Well, the way home buying works is, you put money down upfront. Usually you put down 20 percent of the price, and you owe 80 percent. You've leveraged your money to buy the home.
What happened was, people were putting down nothing and borrowing the cost of the entire house. Worse, they were making interest-only payments, which meant they were never paying anything toward the balance of the mortgage, or they were paying for these properties with what we call "option ARMs" [adjustable rate mortgages], which are now going bad in droves, in which they paid even less than the interest that was owed.
For example, let's say I make $50,000 a year, and I want to buy a $500,000 house. Let's say I'm only going to pay $1,000 a month on that house. But really, I should be paying $3,200 a month to pay down [the mortgage]. The missing money that I owe, that $2,200 I'm not paying, gets tacked onto what I already owe on the home with a pay-option ARM, so at the end of the third month I don't owe $500,000 on the home, I owe $506,600. By the end of the year, I'm up to $526,400 -- more than I borrowed to begin with. That's why we're in such trouble today. People were buying houses they couldn't afford. So buy cheaper. Buy something you can afford.
Now, No. 3. Keep funding your 401K. This is incredibly difficult emotionally. It's tough for me. It's tough for my financial advisor. Nobody wants to put money into the stock market right now. It's nerve-racking. But if you're in your 20s, 30, even into your 50s, you're not going to see that money for maybe 15, 20 years at the very least, most likely more.

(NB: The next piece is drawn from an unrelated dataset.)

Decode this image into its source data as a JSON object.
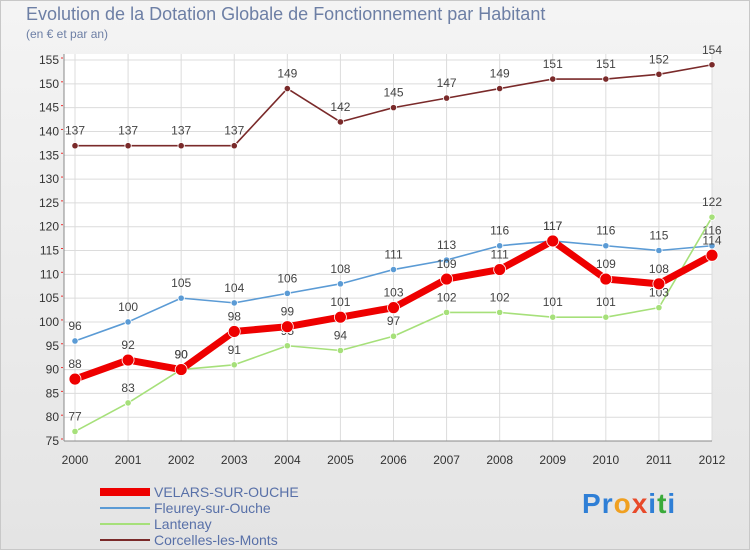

When we look back at the Great Depression 80 years ago, we can't even relate to those people, those pictures in black and white. Forty years from now we're going to see this moment as a major blip -- a blip that had a major impact on some lives, yes, but a blip. But we will go back to building this country again, and you have to continue to invest in the future.
Now, you may not want to put so much in emerging markets --
What's that?
It's a market in any third-world or second-world country where there's a lot of growth. India, the Baltic States, China, Latin America. We call them "emerging" because they're in flux, and there are tremendous risks but also tremendous potential for gains. However, most people don't have the stomach for it. Consider what happened in Russia, where they recently decided to close trading for the week.